Через несколько дней, к облегчению Благожита, пришли вести от Будима. Выйдя навстречу русам, он со своими отроками подобрался поближе и рассмотрел их войско вблизи. Услышав про четыре-пять сотен оружников, Благожит схватился за голову и долго сыпал проклятьями: это было больше, чем он мог собрать до подхода врага. А русы уже подошли к устью Горыни, до Хотимирля им оставалось несколько переходов.
Будим присылал вести всякий день. Русы приближались. Теперь Благожит простил отпрыска: благодаря ему он знал, где враг и когда ждать его сюда. Сам он тоже не терял даром времени: уже собранные несколько сот человек готовились защищать Хотимирль. Выходить в чисто поле и там предлагать битву старейшины сочли неразумным – уступали и числом, и вооружением, и умением.

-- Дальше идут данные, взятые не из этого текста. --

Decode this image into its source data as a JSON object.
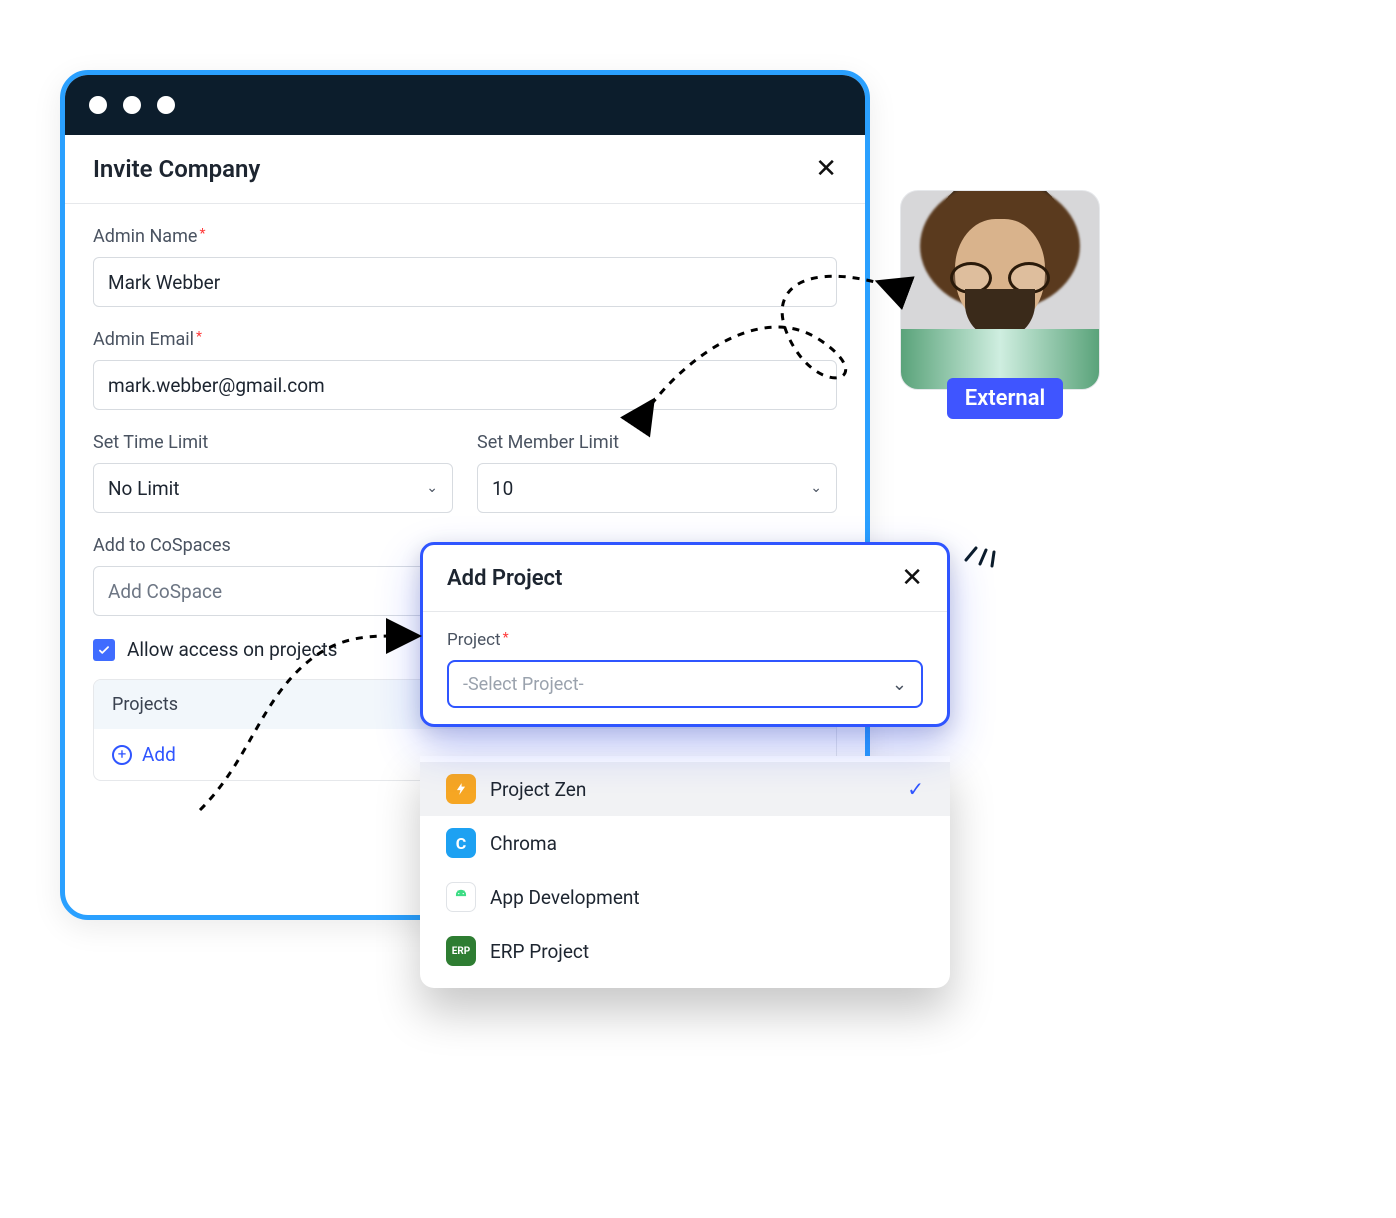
{
  "window": {},
  "dialog": {
    "title": "Invite Company",
    "fields": {
      "admin_name": {
        "label": "Admin Name",
        "value": "Mark Webber",
        "required": true
      },
      "admin_email": {
        "label": "Admin Email",
        "value": "mark.webber@gmail.com",
        "required": true
      },
      "time_limit": {
        "label": "Set Time Limit",
        "value": "No Limit"
      },
      "member_limit": {
        "label": "Set Member Limit",
        "value": "10"
      },
      "cospaces": {
        "label": "Add to CoSpaces",
        "placeholder": "Add CoSpace"
      }
    },
    "allow_projects": {
      "label": "Allow access on projects",
      "checked": true
    },
    "projects": {
      "header": "Projects",
      "add_label": "Add"
    }
  },
  "avatar": {
    "badge": "External"
  },
  "popover": {
    "title": "Add Project",
    "field_label": "Project",
    "placeholder": "-Select Project-",
    "options": [
      {
        "name": "Project Zen",
        "icon": "zen",
        "selected": true
      },
      {
        "name": "Chroma",
        "icon": "chroma",
        "selected": false
      },
      {
        "name": "App Development",
        "icon": "android",
        "selected": false
      },
      {
        "name": "ERP Project",
        "icon": "erp",
        "selected": false
      }
    ]
  }
}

Но это был не повод падать духом.
– Лес – твержа наша! – говорил Благожит. – Леса земли родимой нас нерушимой стеной укроют, а всякая ветка во врага стрелой каленой полетит. Видят деды наши – не придется русам хвалиться, будто больше у них счастья, чем у хотимиричей!
* * *
От прибрежной веси на Горыни к Хотимирлю вела широкая тропа. Весь русы не тронули. Жители со скотиной сбежали, в пяти опустевших дворах не разместилась даже та сотня, что Асмунд оставил сторожить лодьи, но жечь постройки не стали – охота была гарью дышать.

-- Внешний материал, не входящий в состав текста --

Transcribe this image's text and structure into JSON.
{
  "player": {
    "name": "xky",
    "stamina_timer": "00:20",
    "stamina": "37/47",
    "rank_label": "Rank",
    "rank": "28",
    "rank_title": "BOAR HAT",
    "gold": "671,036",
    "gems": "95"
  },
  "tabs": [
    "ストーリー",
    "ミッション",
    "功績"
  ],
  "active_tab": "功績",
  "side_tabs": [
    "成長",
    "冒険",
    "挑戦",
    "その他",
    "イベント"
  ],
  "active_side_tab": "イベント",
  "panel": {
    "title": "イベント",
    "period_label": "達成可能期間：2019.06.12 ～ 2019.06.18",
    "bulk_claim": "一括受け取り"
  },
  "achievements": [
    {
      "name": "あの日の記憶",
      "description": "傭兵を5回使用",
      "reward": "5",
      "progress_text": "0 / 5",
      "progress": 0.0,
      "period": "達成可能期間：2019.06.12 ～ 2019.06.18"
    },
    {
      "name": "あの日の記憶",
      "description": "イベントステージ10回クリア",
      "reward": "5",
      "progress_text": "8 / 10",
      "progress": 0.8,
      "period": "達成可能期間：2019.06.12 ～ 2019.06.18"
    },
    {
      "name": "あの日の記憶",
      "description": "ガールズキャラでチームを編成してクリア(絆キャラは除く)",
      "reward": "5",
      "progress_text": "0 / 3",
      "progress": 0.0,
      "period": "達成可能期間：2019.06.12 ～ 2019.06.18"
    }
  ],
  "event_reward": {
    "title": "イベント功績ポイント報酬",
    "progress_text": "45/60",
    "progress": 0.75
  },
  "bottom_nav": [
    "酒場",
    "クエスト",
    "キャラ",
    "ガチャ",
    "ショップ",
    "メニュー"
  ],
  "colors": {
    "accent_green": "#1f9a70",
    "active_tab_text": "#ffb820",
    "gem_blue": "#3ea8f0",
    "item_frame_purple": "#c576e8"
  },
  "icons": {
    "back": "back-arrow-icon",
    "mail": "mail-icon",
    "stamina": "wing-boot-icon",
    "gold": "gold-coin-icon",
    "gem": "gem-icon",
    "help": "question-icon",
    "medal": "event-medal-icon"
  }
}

Добычей пока хвастаться не приходилось. В первых трех весях, ближайших к Перезванцу, удалось захватить жителей врасплох. Старейшина, Повед, и его родичи оказались так же изумлены нападением на них русов, как были изумлены Перезвановы отроки тем страшным утром у себя в тверже: ничто же не предвещало кровавого раздора. Повед и его родовичи готовы были землю есть из-под правой ноги, что к разорению твержи никоим боком не причастны и ничего о нем не знали. И, сколько отроки ни перетряхивали укладки в избушках Поведовой волости, сколько ни обшаривали овины и бани, ни единой сорочки из Перезванца найти не удалось. Лют сам все осматривал, держа при себе и Велеба с Размаем, и Чарогу, пришедшего среди Святославовых гридей – и ничего. Ни единой пуговицы, которую Перезвановы отроки признали бы знакомой.
Однако здешние подтвердили: по Припяти проходила туда и обратно крупная дружина, человек из трехсот. Чья дружина, откуда пришла и куда убралась – Поведова чадь не знала, ибо в разговоры ни те, ни другие вступать не стремились. Могли лишь указать место ночлега: русы его осмотрели, но разрешению загадки это ровно ничем не помогло.

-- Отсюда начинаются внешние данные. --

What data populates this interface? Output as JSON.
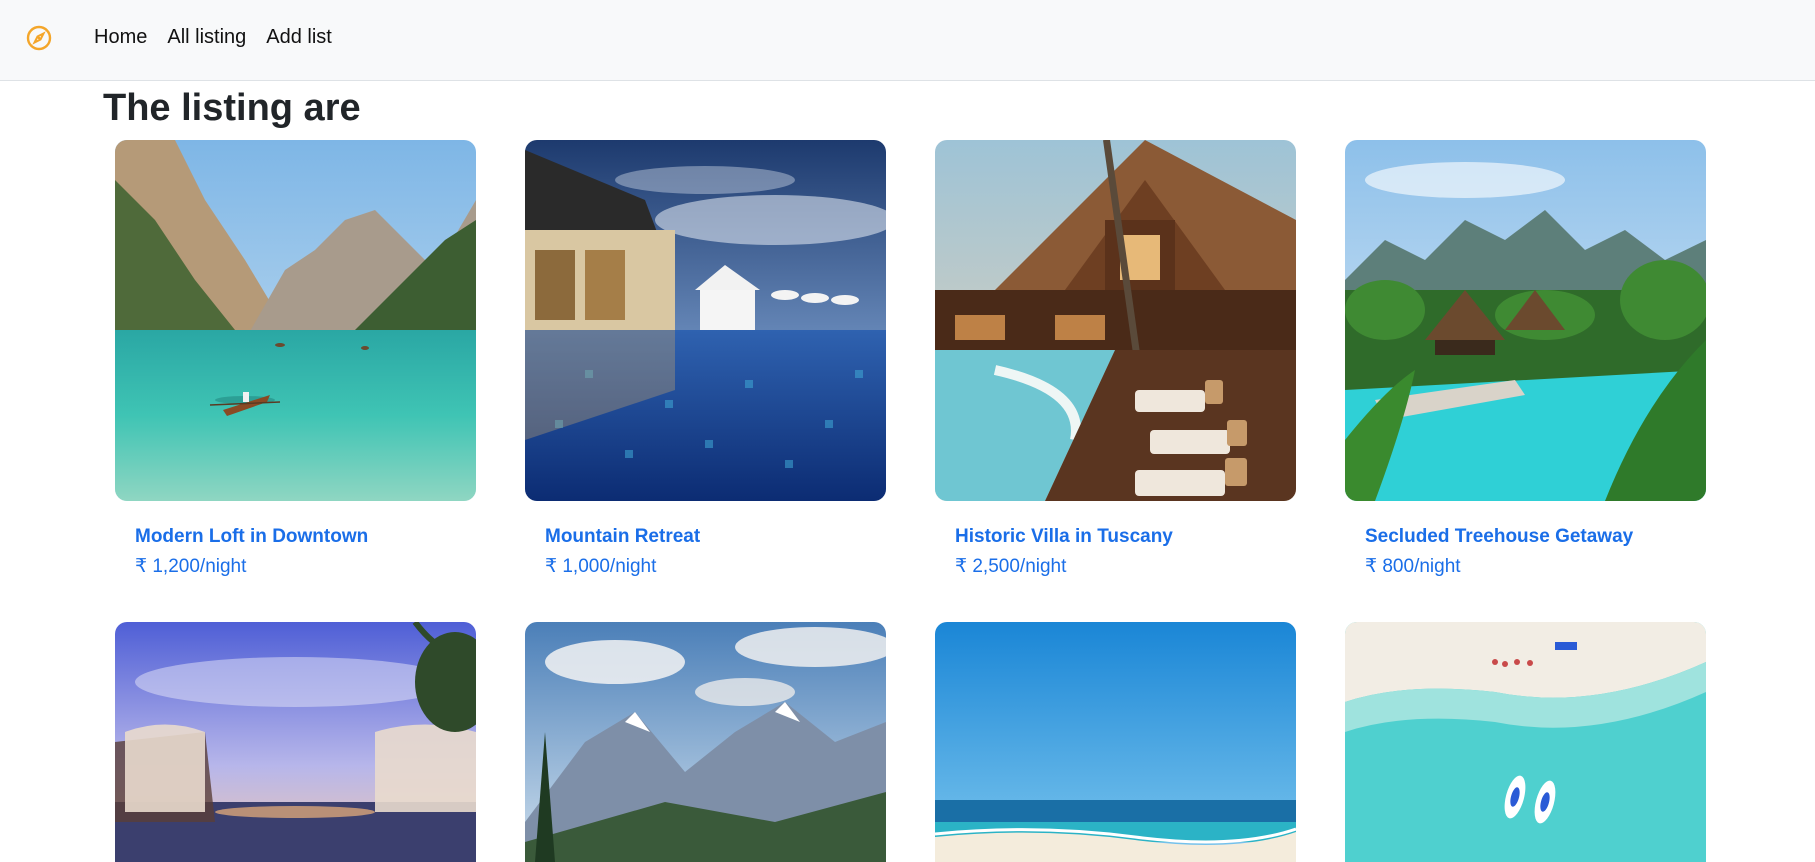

Ушли неведомые разорители вверх по Припяти – в глубь земли дреговичей. Для Святослава это еще раз доказало, что причастен к делу сам Благожит – кто еще мог так вольно управляться в его владениях? В отместку он все же приказал спалить дворы и забрать скотину. Хотел взять и полон, но Асмунд отсоветовал: не тащить же девок и отроков с собой до Хотимирля. В лодьях лишнего места столько нет.
И пока это были последние успехи дружины. Уже на второй день похода кияне заставали селения близ Припяти покинутыми: жители разбегались по лесам, уводя скотину. Святослав приказывал жечь брошенные избы, и дым пожаров нес дальше весть о приближении русов, опережая и беженцев.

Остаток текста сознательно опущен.